I stood by the window watching the bustle outside – the skateboarders in the park, a homeless man spreading his possessions on the grass, a bus emptying out its passengers across the street, crows chasing a flock of parrots in the upper branches of pine trees.

The world was moving, and I wasn’t. And yet I was – out. This being our second move in 18 months, we seemed to have gotten it down: packing, wrapping, cleaning, unpacking, unwrapping, cleaning. Our permanent new home, on Naples Island in Long Beach, would be our last, but it also started to feel like a traveling theater: same play, same stage set, same costumes and actors, but a new stage.

In this transitory space, I felt what Vipassana teacher Phillip Moffitt calls choiceless awareness.

“You still care, you still love, but you cease to take caring so personally” (Dancing with Life).

In other words, engage, but stay detached, taking care of the minutiae, but not clinging to it.

The Jewish tradition also does not support clinging to things that are not of lasting value.

As Rav Kook wrote, “All immoral deeds, flawed character traits, and erroneous opinions stem from the same fundamental mistake: not recognizing that life in this world is transitory” (Ein Ayah I).

[Left: Rav Kook’s study at his house museum in Jerusalem]

In this transitory place, I can see now how the necessary minutiae of the past, like the condo HOA squabbles, phone calls to the police about the shenanigans in the park, in retrospect, weren’t worth getting upset over. They are gone like they never happened.

What remains is the new friends made in the neighborhood, sunset walks on the beach, the taste of the olive bread from the farmers’ market in the park, watching hundreds of people streaming daily to the yoga practice on the ocean bluff.

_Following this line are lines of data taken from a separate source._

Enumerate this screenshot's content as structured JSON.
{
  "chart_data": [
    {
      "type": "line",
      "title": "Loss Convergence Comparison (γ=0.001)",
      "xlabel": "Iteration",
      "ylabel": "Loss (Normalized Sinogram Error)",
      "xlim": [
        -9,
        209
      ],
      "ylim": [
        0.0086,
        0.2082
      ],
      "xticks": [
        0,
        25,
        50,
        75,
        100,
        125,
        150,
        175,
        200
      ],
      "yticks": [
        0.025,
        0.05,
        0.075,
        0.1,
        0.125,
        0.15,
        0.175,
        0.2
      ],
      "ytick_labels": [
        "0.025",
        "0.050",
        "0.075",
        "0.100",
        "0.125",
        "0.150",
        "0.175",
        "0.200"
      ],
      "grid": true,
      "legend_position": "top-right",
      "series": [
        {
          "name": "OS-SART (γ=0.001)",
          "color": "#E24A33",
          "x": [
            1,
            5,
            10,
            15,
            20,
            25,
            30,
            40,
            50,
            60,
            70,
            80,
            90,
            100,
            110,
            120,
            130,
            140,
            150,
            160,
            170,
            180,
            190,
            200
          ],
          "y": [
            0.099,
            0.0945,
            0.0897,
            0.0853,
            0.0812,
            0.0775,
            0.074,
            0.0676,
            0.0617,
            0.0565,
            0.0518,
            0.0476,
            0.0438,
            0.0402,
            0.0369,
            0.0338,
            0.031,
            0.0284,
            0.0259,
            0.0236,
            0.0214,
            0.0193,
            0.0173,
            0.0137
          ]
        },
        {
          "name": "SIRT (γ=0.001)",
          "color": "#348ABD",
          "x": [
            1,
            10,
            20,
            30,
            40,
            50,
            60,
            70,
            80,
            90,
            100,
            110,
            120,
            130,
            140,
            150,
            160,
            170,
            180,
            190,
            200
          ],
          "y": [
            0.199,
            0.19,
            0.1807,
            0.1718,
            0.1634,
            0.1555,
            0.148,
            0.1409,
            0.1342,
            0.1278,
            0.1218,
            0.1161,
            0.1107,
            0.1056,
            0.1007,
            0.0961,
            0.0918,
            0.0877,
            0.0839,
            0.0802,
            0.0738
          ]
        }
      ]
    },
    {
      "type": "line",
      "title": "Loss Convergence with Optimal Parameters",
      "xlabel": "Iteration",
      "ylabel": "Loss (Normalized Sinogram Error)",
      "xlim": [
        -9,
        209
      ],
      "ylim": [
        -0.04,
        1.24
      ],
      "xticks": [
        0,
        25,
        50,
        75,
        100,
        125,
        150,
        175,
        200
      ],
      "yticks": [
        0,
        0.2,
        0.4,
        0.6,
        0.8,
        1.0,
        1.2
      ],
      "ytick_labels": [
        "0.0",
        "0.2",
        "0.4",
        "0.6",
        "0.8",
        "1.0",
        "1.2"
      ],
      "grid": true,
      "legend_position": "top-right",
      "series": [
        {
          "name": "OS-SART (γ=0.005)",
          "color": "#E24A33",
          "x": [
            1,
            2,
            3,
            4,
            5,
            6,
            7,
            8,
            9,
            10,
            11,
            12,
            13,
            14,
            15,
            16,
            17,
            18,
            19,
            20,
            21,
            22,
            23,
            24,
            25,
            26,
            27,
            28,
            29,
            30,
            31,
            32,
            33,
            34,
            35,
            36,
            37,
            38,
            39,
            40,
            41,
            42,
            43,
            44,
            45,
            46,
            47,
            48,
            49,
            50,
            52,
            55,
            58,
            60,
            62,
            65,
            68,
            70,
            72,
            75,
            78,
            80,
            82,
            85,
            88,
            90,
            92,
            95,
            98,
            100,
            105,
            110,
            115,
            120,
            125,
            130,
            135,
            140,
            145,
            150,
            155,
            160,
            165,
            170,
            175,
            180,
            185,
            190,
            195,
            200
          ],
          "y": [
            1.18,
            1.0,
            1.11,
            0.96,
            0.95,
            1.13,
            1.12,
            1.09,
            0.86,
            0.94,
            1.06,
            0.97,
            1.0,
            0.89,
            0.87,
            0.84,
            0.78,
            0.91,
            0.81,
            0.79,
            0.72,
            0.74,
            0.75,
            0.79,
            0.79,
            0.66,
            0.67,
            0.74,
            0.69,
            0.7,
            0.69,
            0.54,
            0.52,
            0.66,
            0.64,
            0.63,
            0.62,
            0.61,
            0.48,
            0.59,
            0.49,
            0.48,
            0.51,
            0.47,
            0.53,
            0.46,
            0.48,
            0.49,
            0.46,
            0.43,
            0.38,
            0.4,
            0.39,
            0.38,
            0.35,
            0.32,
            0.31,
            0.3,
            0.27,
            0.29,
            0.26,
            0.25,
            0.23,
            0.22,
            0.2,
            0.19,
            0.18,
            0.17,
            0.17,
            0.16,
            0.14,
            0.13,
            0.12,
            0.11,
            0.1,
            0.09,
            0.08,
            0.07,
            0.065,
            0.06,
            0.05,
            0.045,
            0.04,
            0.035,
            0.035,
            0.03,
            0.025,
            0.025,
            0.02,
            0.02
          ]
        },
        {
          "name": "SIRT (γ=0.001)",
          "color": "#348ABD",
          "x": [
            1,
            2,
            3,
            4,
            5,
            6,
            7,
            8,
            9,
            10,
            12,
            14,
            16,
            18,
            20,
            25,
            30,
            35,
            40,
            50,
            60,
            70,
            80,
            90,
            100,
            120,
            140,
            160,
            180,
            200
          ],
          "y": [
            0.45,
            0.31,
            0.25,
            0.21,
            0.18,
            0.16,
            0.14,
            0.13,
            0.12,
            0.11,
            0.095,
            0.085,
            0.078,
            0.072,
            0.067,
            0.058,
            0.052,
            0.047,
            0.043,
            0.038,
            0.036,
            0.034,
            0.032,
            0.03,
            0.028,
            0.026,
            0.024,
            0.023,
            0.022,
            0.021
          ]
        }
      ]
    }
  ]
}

Moffitt suggests to observe the rising and passing of events and emotions at the micro-level – now. “You realize,” he writes in Dancing with Life, “that every want you ever had faded away. Likewise, anything that arises in the mind also disappears. You note that each minute, each hour, and each day ends.”

Watching life as if from the driver’s seat of the car is Moffitt’s apt metaphor for choiceless awareness:
“You start to see how each moment is like a scene in a movie that quickly arises and passes.”

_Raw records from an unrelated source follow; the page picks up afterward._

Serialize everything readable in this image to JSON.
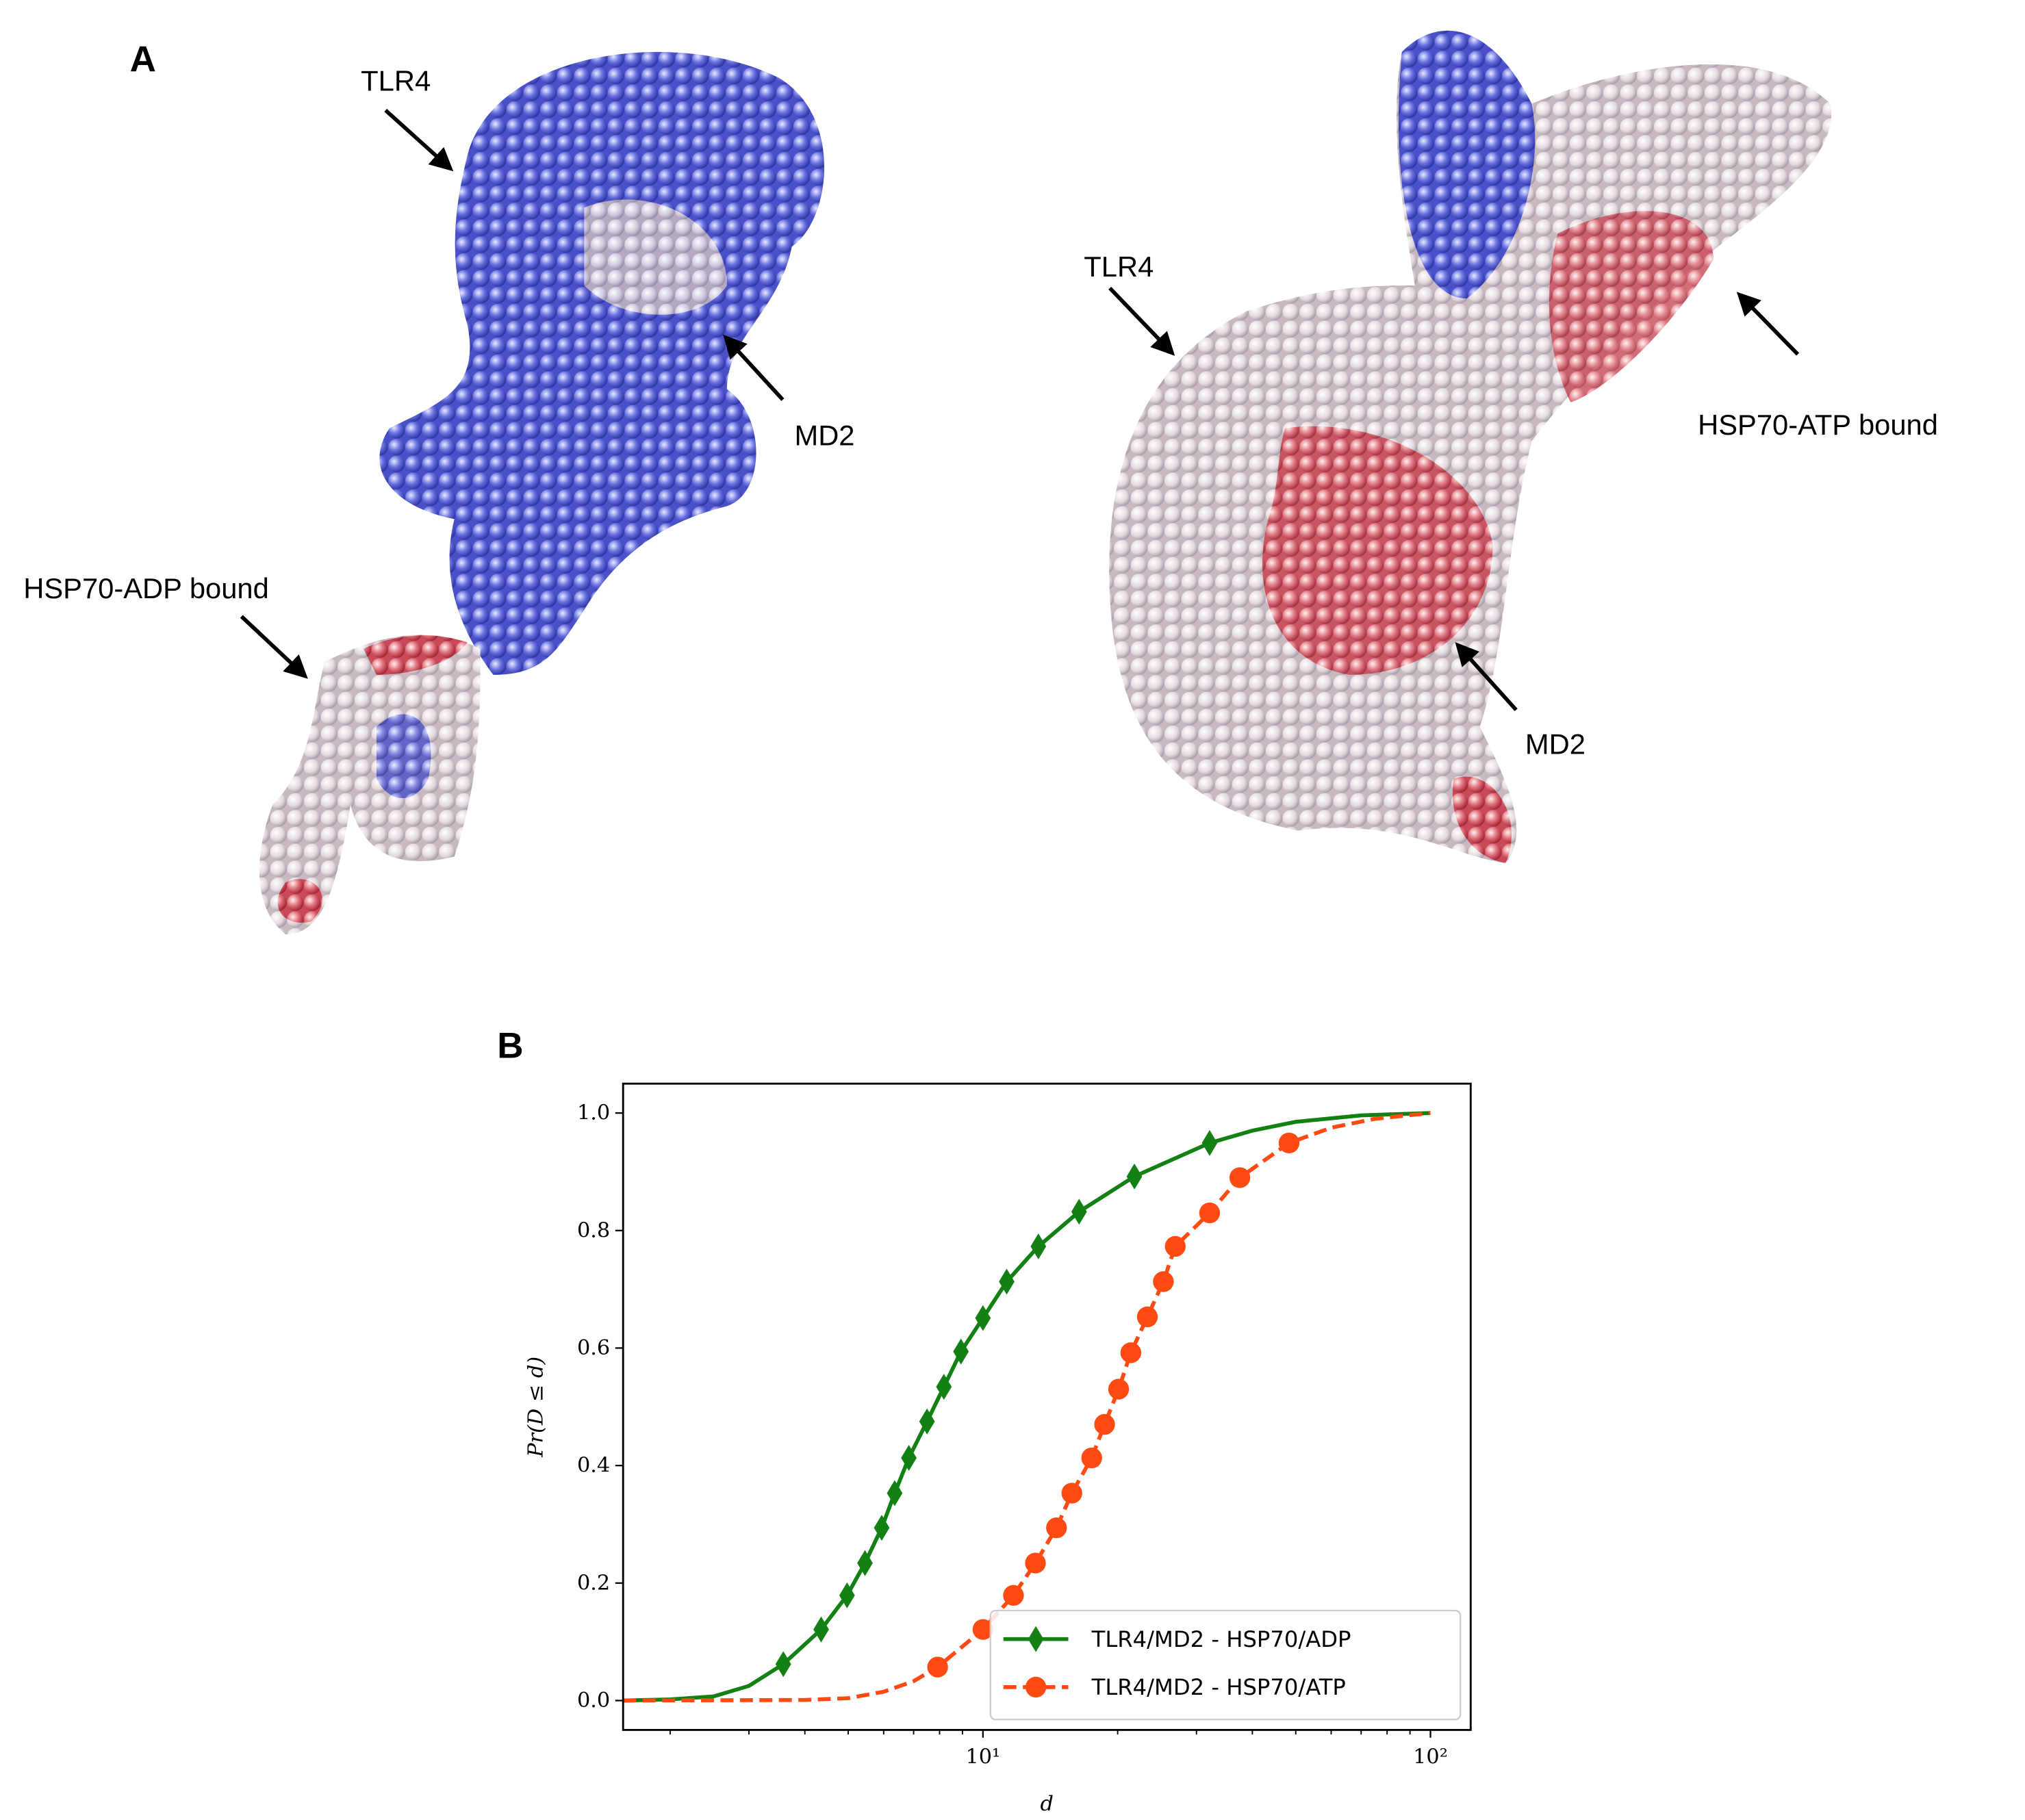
{
  "panel_labels": [
    "A",
    "B"
  ],
  "panel_a": {
    "annotations": [
      "TLR4",
      "MD2",
      "HSP70-ADP bound",
      "TLR4",
      "HSP70-ATP bound",
      "MD2"
    ]
  },
  "chart_data": {
    "type": "line",
    "xlabel": "d",
    "ylabel": "Pr(D ≤ d)",
    "xscale": "log",
    "xlim": [
      1.57,
      123
    ],
    "ylim": [
      -0.05,
      1.05
    ],
    "xticks": [
      {
        "value": 10,
        "label": "10¹"
      },
      {
        "value": 100,
        "label": "10²"
      }
    ],
    "xminorticks": [
      2,
      3,
      4,
      5,
      6,
      7,
      8,
      9,
      20,
      30,
      40,
      50,
      60,
      70,
      80,
      90
    ],
    "yticks": [
      {
        "value": 0,
        "label": "0.0"
      },
      0.2,
      0.4,
      0.6,
      0.8,
      {
        "value": 1,
        "label": "1.0"
      }
    ],
    "legend": "lower right",
    "series": [
      {
        "name": "TLR4/MD2 - HSP70/ADP",
        "color": "#138013",
        "linestyle": "solid",
        "marker": "diamond",
        "x": [
          1.57,
          2,
          2.5,
          3,
          3.58,
          4.35,
          4.97,
          5.45,
          5.94,
          6.35,
          6.83,
          7.5,
          8.18,
          8.93,
          10,
          11.3,
          13.3,
          16.4,
          21.8,
          32.1,
          40,
          50,
          70,
          100
        ],
        "values": [
          0,
          0.002,
          0.007,
          0.025,
          0.062,
          0.121,
          0.179,
          0.234,
          0.294,
          0.353,
          0.413,
          0.475,
          0.534,
          0.594,
          0.651,
          0.713,
          0.773,
          0.832,
          0.892,
          0.949,
          0.97,
          0.985,
          0.996,
          1
        ],
        "markers": {
          "x": [
            3.58,
            4.35,
            4.97,
            5.45,
            5.94,
            6.35,
            6.83,
            7.5,
            8.18,
            8.93,
            10,
            11.3,
            13.3,
            16.4,
            21.8,
            32.1
          ],
          "values": [
            0.062,
            0.121,
            0.179,
            0.234,
            0.294,
            0.353,
            0.413,
            0.475,
            0.534,
            0.594,
            0.651,
            0.713,
            0.773,
            0.832,
            0.892,
            0.949
          ]
        }
      },
      {
        "name": "TLR4/MD2 - HSP70/ATP",
        "color": "#ff4a12",
        "linestyle": "dashed",
        "marker": "circle",
        "x": [
          1.57,
          4,
          5,
          6,
          7,
          7.92,
          10,
          11.7,
          13.1,
          14.6,
          15.8,
          17.5,
          18.7,
          20.1,
          21.4,
          23.3,
          25.3,
          26.9,
          32.1,
          37.5,
          48.3,
          60,
          75,
          100
        ],
        "values": [
          0,
          0.001,
          0.004,
          0.015,
          0.033,
          0.057,
          0.121,
          0.179,
          0.234,
          0.294,
          0.353,
          0.413,
          0.47,
          0.53,
          0.592,
          0.653,
          0.713,
          0.773,
          0.83,
          0.89,
          0.949,
          0.975,
          0.99,
          1
        ],
        "markers": {
          "x": [
            7.92,
            10,
            11.7,
            13.1,
            14.6,
            15.8,
            17.5,
            18.7,
            20.1,
            21.4,
            23.3,
            25.3,
            26.9,
            32.1,
            37.5,
            48.3
          ],
          "values": [
            0.057,
            0.121,
            0.179,
            0.234,
            0.294,
            0.353,
            0.413,
            0.47,
            0.53,
            0.592,
            0.653,
            0.713,
            0.773,
            0.83,
            0.89,
            0.949
          ]
        }
      }
    ]
  }
}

Not everything is transient though. The Divine isn’t, nor is our relationship with it. Holiness is permanent.

“We need to stay focused on that which is enduring and eternal, and not confuse the way-station for the final destination,” Rav Kook urges in Ein Ayah. “Our existence in this world is transient,” he adds in a different part of this book, “and we should strive towards more lasting goals.”

Embracing transience one can see what those lasting goals are.


Our household move aside, October has been quite busy in other ways too. I spoke in two places:

As part of the “Dad Lit” panel at Belmont Shore Book Fair, Sunday, 10/19, where four of us, Dads/writers, approached fatherhood from different perspectives, and the conversation flowed freely.

An interesting tidbit. The fair was held outdoors in a busy shopping area. Sharing over a microphone my parenting issues, as people were literally walking by the side of the stage to stores, coffeehouses, and bars was, shall I say, . . . unusual😲?

The following Sunday, 10/26, I gave a talk to the Stanford Club of Palos Verdes, an alumni club here in LA.

The one-hour presentation extended, unexpectedly, into another hour. Half the attendees, it turned out, had already read my book, and some were adoptive parents themselves! Clearly, we had plenty to share and discuss.

Stanford isn’t just my alma mater. My parenting journey, as I mentioned during the talk, began there as well.

Back in 1996, working a student job at Stanford News Service, I came across a magazine article about gay families. I saw the answer right in front of me.
I knew it would be my story too.


With the move came a renewed sense of clarity and a rededication to following through on my goals – writing, speaking, and staying engaged with my faith and heritage. Those are the things that last, not to be overshadowed by things that arise and pass.